I cannot say for sure— [not buts, girl
your body is the beginning of my poetry,
the end of all prophecies]
this is not really working, is it?
yeah. [you caught my eyes
in their mischief, so now,]
shouldn’t we worship together
the masterpiece that needs no remembrance?
Art by Steve Johnson on Unsplash.
A rhapsody of bloated cities.
songs of bloatation begins with a drip, and a billion blobs
into the deluge rising against the seed-eyes of plainsongs.
hum along with me— gods’ sneezes are dam-sized,
and when they burp, the waterways
morph into vagabonds. to put it simply,
Fela was wrong. water antagonized
the minute it motioned a purge against these mother-
cities. their skirts, wet to the necks.
their children, paperbodies upon the flood.
they have refused to sink.
four months ago in Kogi, you will doubt this turgidity.

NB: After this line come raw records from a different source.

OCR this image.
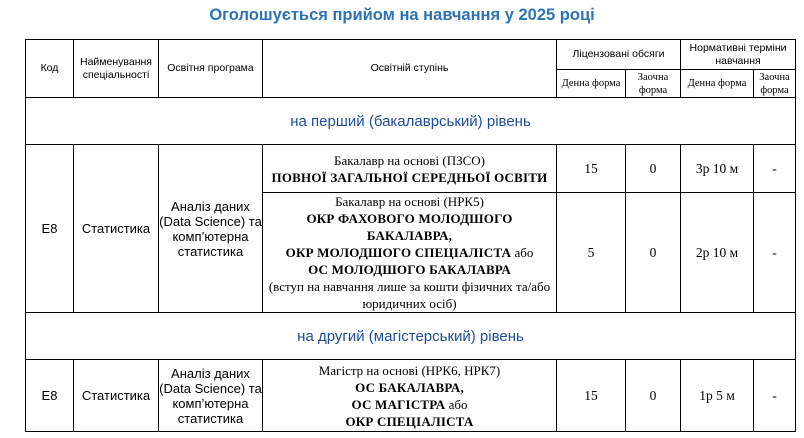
Оголошується прийом на навчання у 2025 році
Код	Найменування спеціальності	Освітня програма	Освітній ступінь	Ліцензовані обсяги		Нормативні терміни навчання	
				Денна форма	Заочна форма	Денна форма	Заочна форма
на перший (бакалаврський) рівень							
Е8	Статистика	Аналіз даних (Data Science) та комп’ютерна статистика	Бакалавр на основі (ПЗСО)
ПОВНОЇ ЗАГАЛЬНОЇ СЕРЕДНЬОЇ ОСВІТИ	15	0	3р 10 м	-

			Бакалавр на основі (НРК5)
ОКР ФАХОВОГО МОЛОДШОГО БАКАЛАВРА,
ОКР МОЛОДШОГО СПЕЦІАЛІСТА або
ОС МОЛОДШОГО БАКАЛАВРА
(вступ на навчання лише за кошти фізичних та/або юридичних осіб)	5	0	2р 10 м	-
на другий (магістерський) рівень							
Е8	Статистика	Аналіз даних (Data Science) та комп’ютерна статистика	Магістр на основі (НРК6, НРК7)
ОС БАКАЛАВРА,
ОС МАГІСТРА або
ОКР СПЕЦІАЛІСТА	15	0	1р 5 м	-
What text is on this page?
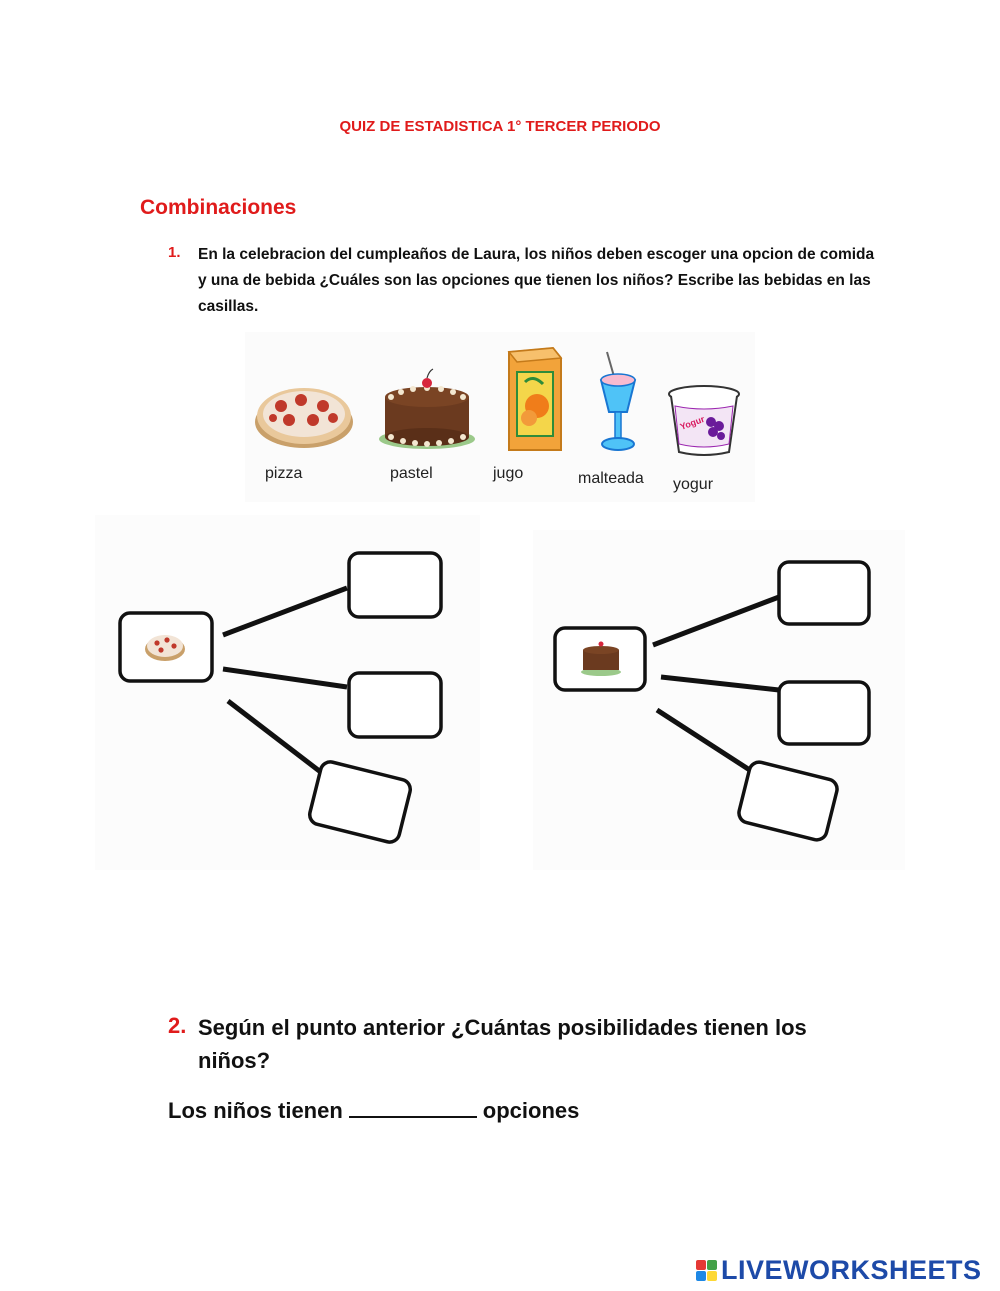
QUIZ DE ESTADISTICA 1° TERCER PERIODO
Combinaciones
1. En la celebracion del cumpleaños de Laura, los niños deben escoger una opcion de comida y una de bebida ¿Cuáles son las opciones que tienen los niños? Escribe las bebidas en las casillas.
pizza	pastel	jugo	malteada
Yogur
yogur
2. Según el punto anterior ¿Cuántas posibilidades tienen los niños?
Los niños tienen	opciones
LIVEWORKSHEETS
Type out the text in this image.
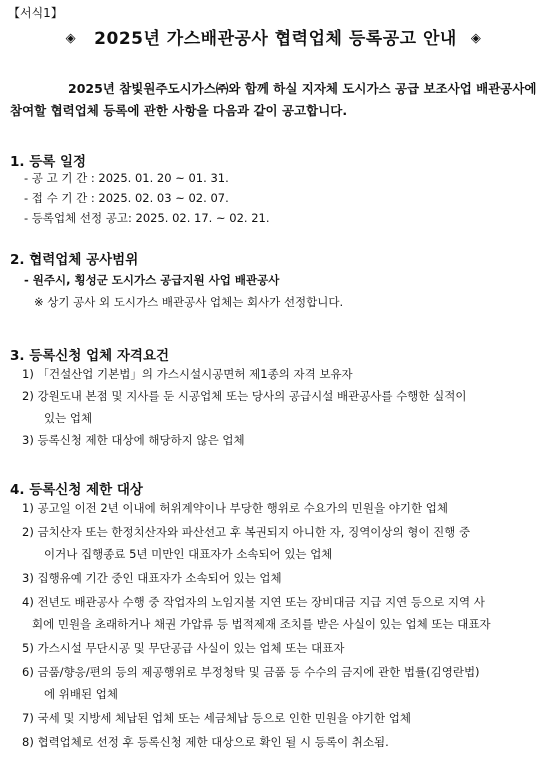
【서식1】
◈ 2025년 가스배관공사 협력업체 등록공고 안내 ◈
2025년 참빛원주도시가스㈜와 함께 하실 지자체 도시가스 공급 보조사업 배관공사에 참여할 협력업체 등록에 관한 사항을 다음과 같이 공고합니다.
1. 등록 일정
- 공 고 기 간 : 2025. 01. 20 ~ 01. 31.
- 접 수 기 간 : 2025. 02. 03 ~ 02. 07.
- 등록업체 선정 공고: 2025. 02. 17. ~ 02. 21.
2. 협력업체 공사범위
- 원주시, 횡성군 도시가스 공급지원 사업 배관공사
※ 상기 공사 외 도시가스 배관공사 업체는 회사가 선정합니다.
3. 등록신청 업체 자격요건
1) 「건설산업 기본법」의 가스시설시공면허 제1종의 자격 보유자
2) 강원도내 본점 및 지사를 둔 시공업체 또는 당사의 공급시설 배관공사를 수행한 실적이
있는 업체
3) 등록신청 제한 대상에 해당하지 않은 업체
4. 등록신청 제한 대상
1) 공고일 이전 2년 이내에 허위계약이나 부당한 행위로 수요가의 민원을 야기한 업체
2) 금치산자 또는 한정치산자와 파산선고 후 복권되지 아니한 자, 징역이상의 형이 진행 중
이거나 집행종료 5년 미만인 대표자가 소속되어 있는 업체
3) 집행유예 기간 중인 대표자가 소속되어 있는 업체
4) 전년도 배관공사 수행 중 작업자의 노임지불 지연 또는 장비대금 지급 지연 등으로 지역 사
회에 민원을 초래하거나 채권 가압류 등 법적제재 조치를 받은 사실이 있는 업체 또는 대표자
5) 가스시설 무단시공 및 무단공급 사실이 있는 업체 또는 대표자
6) 금품/향응/편의 등의 제공행위로 부정청탁 및 금품 등 수수의 금지에 관한 법률(김영란법)
에 위배된 업체
7) 국세 및 지방세 체납된 업체 또는 세금체납 등으로 인한 민원을 야기한 업체
8) 협력업체로 선정 후 등록신청 제한 대상으로 확인 될 시 등록이 취소됨.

then, a sugarcane stalk along a rivermouth was thirsty.
but for shame no one will speak of it. we continued as
though myth is another Sudan face of a harsh season.
yet deep inside the Sahel, the blades of the guineas
are whimpering. the egrets, quiet. their whites, stained
by the fiercer sun. again, I suspect it is the stretch
of the sky’s hand against ampleness.
a preacher said it is the prophecy of a running tyre
towards the end of the world. Earth as a
synecdoche for rotation and the Newtonian law.
but neglect is the nutrient that ripens a ruin.
for the object of damnation has always been around
in the body of a fruit. and because hunger is,
sin becomes.
still I fault the gods. their hand planted the tree,
timed the game of enticement.
it is not us who are sinful.
it is not the rivers either.
but judged are we regardless. it is the country
of the confluence, its offense are
two handfuls. I muse upon a sharp thirst—
if fire shall judge us, do it swiftly.
but gods are funny and their jokes
are scabbarded. I know one who might say
in a concomitant thunder, your youths
have profaned my altar in the name of wetness.
now drink, drink this flood, and die.
and in quickness, we shifted.
by the call of seed, we body stubborn cities.
we became Lagos— turgid,
tenacious shark jaws about the lagoon,
kinging over the ruins across the veined ouroboros.
say this is my sober song—the living tail
of rainbows slithering inside me.
unlike the Samaritan woman,
who will hold tight to the pitcher against
the thrills of prophecy? when shall
Bayajidda return and kill the death
living in the well? and who will father
new cities, now that the old ones are bloated?
Art from USGS on Unsplash.
Shame Parade.
the decaying of the social walls as we knew it—
fathers cannot father again, mothers lost in the
maze of mothering, and what of the sun, what
has the waste made of the country once giant
among her folks? her skin rages and breaks uneven,
the craze is what emerges when the teeth of surviving
hits a bone. something cracks, I’m not sure what.
I count the wars residing inside my country’s palm—
how they grow like tumors, how they seep like overripe
mangoes pretending to be grenades— outside her lie
is the old clock, dead in the clicks, forming half-boys
who are fond of gulping warsongs, sour milk and
tender rotten potatoes. they say this is the balanced diet
of the beautiful ones, afraid of being born. yet they say
that we, we were tossed into the maze, do not know wars
like our fathers, but the years that are living through us
are also war-wearied, mindless battles praying themselves
about troops of decaying dreams, one of which is mine,
one of which is a simple life where survival does not run
like a thief in the market. my father says I am his most sincere
bullet at hitting the mark, and I’m failing. his bullet shells the harsh
wind and sizzles to a sigh— because it is difficult to wound
a reality already full of wounds in shape of dirges. every attempt
becomes a mouth singing my name through a shame parade.
but my country expiates this with her own great shame.
are you broke? are you tired? are you in debt? are you afraid?
do you feel like running away? do you feel broken? crouch,
place a hand on the land and know that the ruining
is the same, the shame is both mine and ours at once.